Great advice. I used to write back in the day before word processors. I finally gave up. Getting rejections is hard. Your advice is exactly what a new writer needs to follow. I hope you all have great fortune.
I must say, it really burns me when I see movies such as this with "tacked on" character arcs and forced "growth." It's condescending to the audience to say the least.
But it's also offensive to the throngs of aspiring writers who are reamed by script doctors for doing the exact same thing.
So why am I racking my brain as we speak (or as I type) making sure that the main emotional relationship in my current actioner is tied directly to the central question of the plot?
Can't I just write some cool action and some CGI-inspired set pieces and "toss in" some tear-jerking moments in a re-write? Hey... I'm sure it'll sell, right?
Peter Dunne says it best... the plot is merely there to serve the emotional journey of your protagonist... without the emotional story, the plot is meaningless. It also shows the importance of pairing any given protagonist with the right plot... ie, the plot that will force him/her to face their deepest fears. One that will thrust them into changing for the better.
Why is there so much info on this in books and from the gurus... but none of it in the final product on the silver screen?
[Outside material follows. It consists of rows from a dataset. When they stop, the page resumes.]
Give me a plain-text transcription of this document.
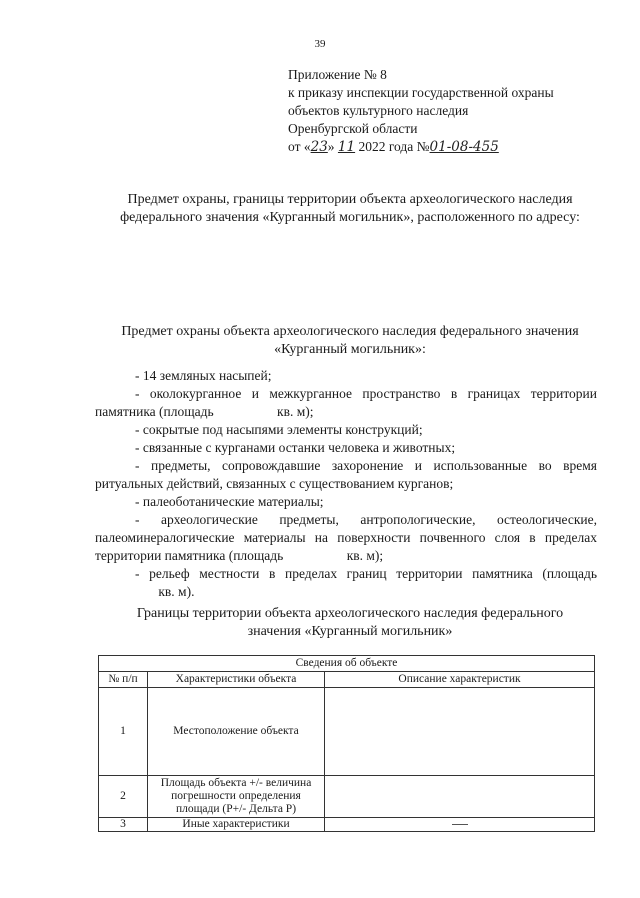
39
Приложение № 8
к приказу инспекции государственной охраны
объектов культурного наследия
Оренбургской области
от «23» 11 2022 года №01-08-455
Предмет охраны, границы территории объекта археологического наследия
федерального значения «Курганный могильник», расположенного по адресу:
Предмет охраны объекта археологического наследия федерального значения
«Курганный могильник»:
- 14 земляных насыпей;
- околокурганное и межкурганное пространство в границах территории памятника (площадь	кв. м);
- сокрытые под насыпями элементы конструкций;
- связанные с курганами останки человека и животных;
- предметы, сопровождавшие захоронение и использованные во время ритуальных действий, связанных с существованием курганов;
- палеоботанические материалы;
- археологические предметы, антропологические, остеологические, палеоминералогические материалы на поверхности почвенного слоя в пределах территории памятника (площадь	кв. м);
- рельеф местности в пределах границ территории памятника (площадь кв. м).
Границы территории объекта археологического наследия федерального
значения «Курганный могильник»
Сведения об объекте		
№ п/п	Характеристики объекта	Описание характеристик
1	Местоположение объекта	
2	Площадь объекта +/- величина погрешности определения площади (P+/- Дельта P)	
3	Иные характеристики	
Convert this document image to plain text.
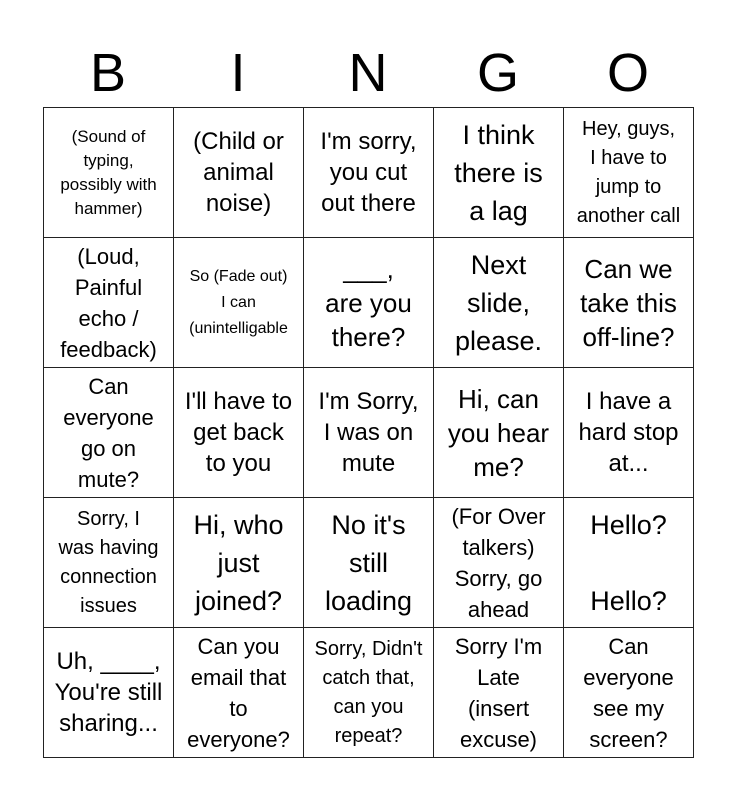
B	I	N	G	O
(Sound of
typing,
possibly with
hammer)	(Child or
animal
noise)	I'm sorry,
you cut
out there	I think
there is
a lag	Hey, guys,
I have to
jump to
another call

(Loud,
Painful
echo /
feedback)	So (Fade out)
I can
(unintelligable	___,
are you
there?	Next
slide,
please.	Can we
take this
off-line?

Can
everyone
go on
mute?	I'll have to
get back
to you	I'm Sorry,
I was on
mute	Hi, can
you hear
me?	I have a
hard stop
at...

Sorry, I
was having
connection
issues	Hi, who
just
joined?	No it's
still
loading	(For Over
talkers)
Sorry, go
ahead	Hello?

Hello?

Uh, ____,
You're still
sharing...	Can you
email that
to
everyone?	Sorry, Didn't
catch that,
can you
repeat?	Sorry I'm
Late
(insert
excuse)	Can
everyone
see my
screen?
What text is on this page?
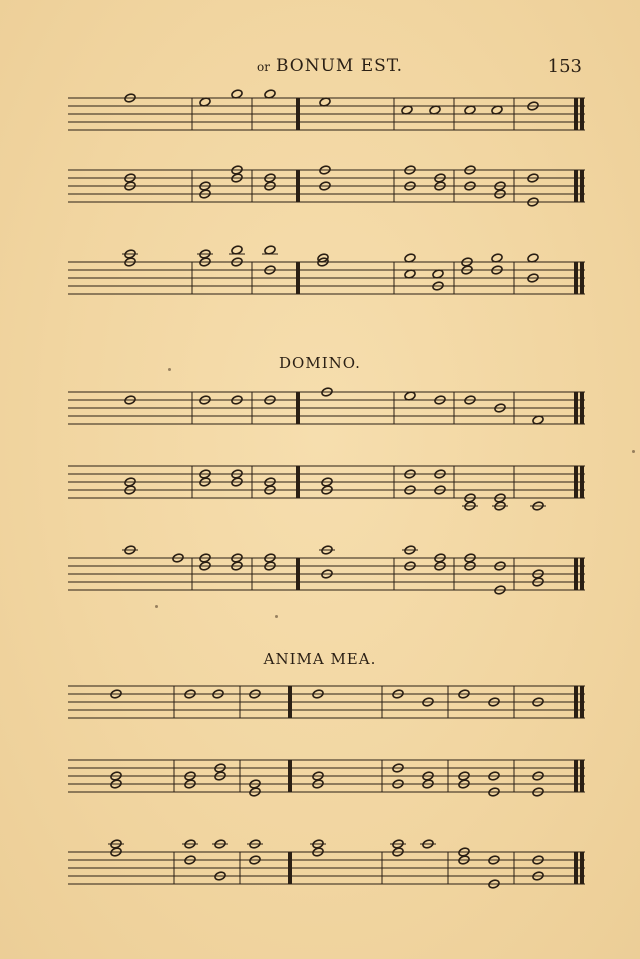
or BONUM EST.	153
DOMINO.
ANIMA MEA.
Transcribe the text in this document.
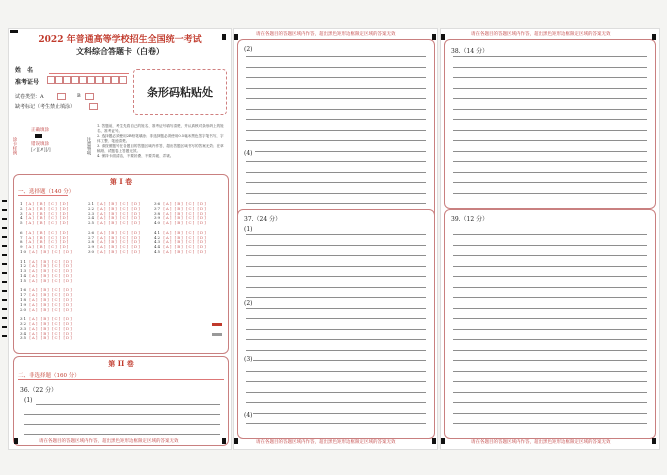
2022 年普通高等学校招生全国统一考试
文科综合答题卡（白卷）
姓　名
准考证号
试卷类型：A	B
缺考标记（考生禁止填涂）
条形码粘贴处
涂卡样例
正确填涂
错误填涂
[✓][✗][/]	注意事项
1. 答题前，考生先将自己的姓名、准考证号填写清楚，并认真核对条形码上的姓名、准考证号。
2. 选择题必须使用2B铅笔填涂；非选择题必须使用0.5毫米黑色签字笔书写，字体工整、笔迹清楚。
3. 请按照题号在各题目的答题区域内作答，超出答题区域书写的答案无效；在草稿纸、试题卷上答题无效。
4. 保持卡面清洁，不要折叠、不要弄破、弄皱。
第 I 卷
一、选择题（140 分）
1 [A] [B] [C] [D]
2 [A] [B] [C] [D]
3 [A] [B] [C] [D]
4 [A] [B] [C] [D]
5 [A] [B] [C] [D]
6 [A] [B] [C] [D]
7 [A] [B] [C] [D]
8 [A] [B] [C] [D]
9 [A] [B] [C] [D]
10 [A] [B] [C] [D]
11 [A] [B] [C] [D]
12 [A] [B] [C] [D]
13 [A] [B] [C] [D]
14 [A] [B] [C] [D]
15 [A] [B] [C] [D]
16 [A] [B] [C] [D]
17 [A] [B] [C] [D]
18 [A] [B] [C] [D]
19 [A] [B] [C] [D]
20 [A] [B] [C] [D]
31 [A] [B] [C] [D]
32 [A] [B] [C] [D]
33 [A] [B] [C] [D]
34 [A] [B] [C] [D]
35 [A] [B] [C] [D]
21 [A] [B] [C] [D]
22 [A] [B] [C] [D]
23 [A] [B] [C] [D]
24 [A] [B] [C] [D]
25 [A] [B] [C] [D]
26 [A] [B] [C] [D]
27 [A] [B] [C] [D]
28 [A] [B] [C] [D]
29 [A] [B] [C] [D]
30 [A] [B] [C] [D]
36 [A] [B] [C] [D]
37 [A] [B] [C] [D]
38 [A] [B] [C] [D]
39 [A] [B] [C] [D]
40 [A] [B] [C] [D]
41 [A] [B] [C] [D]
42 [A] [B] [C] [D]
43 [A] [B] [C] [D]
44 [A] [B] [C] [D]
45 [A] [B] [C] [D]
第 II 卷
二、非选择题（160 分）
36.（22 分）
(1)
请在各题目的答题区域内作答，超出黑色矩形边框限定区域的答案无效
请在各题目的答题区域内作答，超出黑色矩形边框限定区域的答案无效
(2)
(4)
37.（24 分）
(1)
(2)
(3)
(4)
请在各题目的答题区域内作答，超出黑色矩形边框限定区域的答案无效
请在各题目的答题区域内作答，超出黑色矩形边框限定区域的答案无效
38.（14 分）
39.（12 分）
请在各题目的答题区域内作答，超出黑色矩形边框限定区域的答案无效
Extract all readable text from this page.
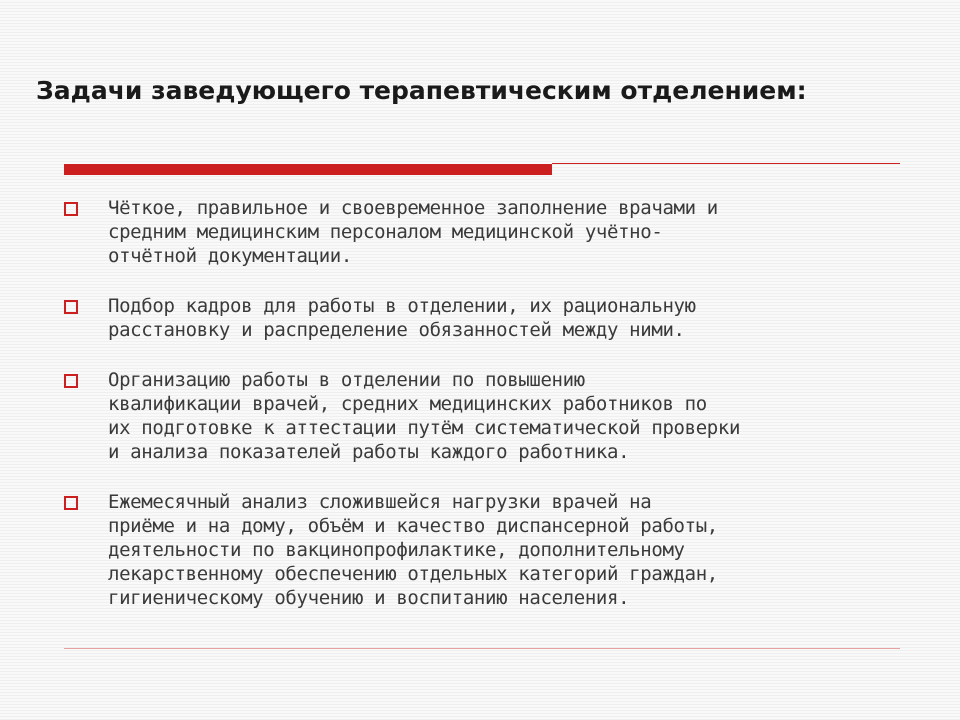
Задачи заведующего терапевтическим отделением:
Чёткое, правильное и своевременное заполнение врачами и
средним медицинским персоналом медицинской учётно-
отчётной документации.
Подбор кадров для работы в отделении, их рациональную
расстановку и распределение обязанностей между ними.
Организацию работы в отделении по повышению
квалификации врачей, средних медицинских работников по
их подготовке к аттестации путём систематической проверки
и анализа показателей работы каждого работника.
Ежемесячный анализ сложившейся нагрузки врачей на
приёме и на дому, объём и качество диспансерной работы,
деятельности по вакцинопрофилактике, дополнительному
лекарственному обеспечению отдельных категорий граждан,
гигиеническому обучению и воспитанию населения.
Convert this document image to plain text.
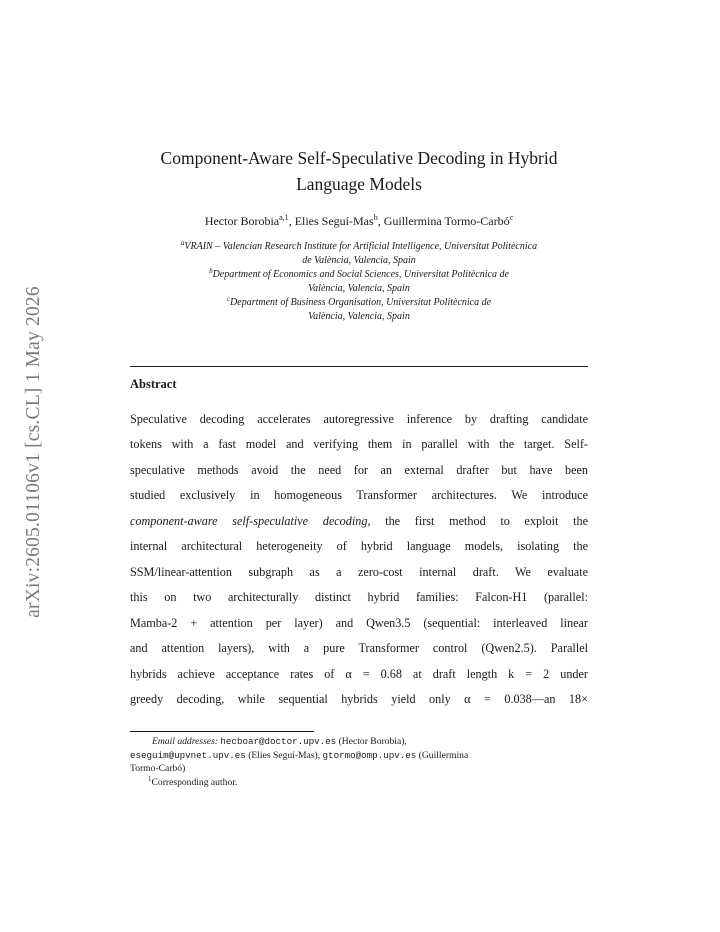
arXiv:2605.01106v1 [cs.CL] 1 May 2026
Component-Aware Self-Speculative Decoding in Hybrid
Language Models
Hector Borobia$^{a,1}$, Elies Seguí-Mas$^b$, Guillermina Tormo-Carbó$^c$

$^a$VRAIN – Valencian Research Institute for Artificial Intelligence, Universitat Politècnica

de València, Valencia, Spain

$^b$Department of Economics and Social Sciences, Universitat Politècnica de

València, Valencia, Spain

$^c$Department of Business Organisation, Universitat Politècnica de

València, Valencia, Spain

Abstract
Speculative decoding accelerates autoregressive inference by drafting candidate
tokens with a fast model and verifying them in parallel with the target. Self-
speculative methods avoid the need for an external drafter but have been
studied exclusively in homogeneous Transformer architectures. We introduce
component-aware self-speculative decoding, the first method to exploit the
internal architectural heterogeneity of hybrid language models, isolating the
SSM/linear-attention subgraph as a zero-cost internal draft. We evaluate
this on two architecturally distinct hybrid families: Falcon-H1 (parallel:
Mamba-2 + attention per layer) and Qwen3.5 (sequential: interleaved linear
and attention layers), with a pure Transformer control (Qwen2.5). Parallel
hybrids achieve acceptance rates of α = 0.68 at draft length k = 2 under
greedy decoding, while sequential hybrids yield only α = 0.038—an 18×

Email addresses: hecboar@doctor.upv.es (Hector Borobia),

eseguim@upvnet.upv.es (Elies Seguí-Mas), gtormo@omp.upv.es (Guillermina

Tormo-Carbó)

$^1$Corresponding author.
It can help if you're familiar with the film, but it's not necessary (and actually sometimes can make you less able to see the parts apart from the whole). When I watched and analyzed ALIEN, I hadn't seen it in about eight years; so, effectively, I was watching it "fresh."
No, it's not at all a dumb question! Many screenwriters do indeed use something similar to this to help outline their films. It's called the Notecard Method: just take a stack of notecards and use one per scene, describing each scene in a sentence or two. Also note the value charges (+/-) and how and to what they change by the end of the scene. Finally, on the back of the notecard, also take note of what purpose the scene serves structurally - i.e., ACT ONE CLIMAX OF THE CENTRAL PLOT, INCITING INCIDENT OF SUBPLOT C, etc.
And yes, image systems are wonderful: They can elevate a film subliminally from good to great.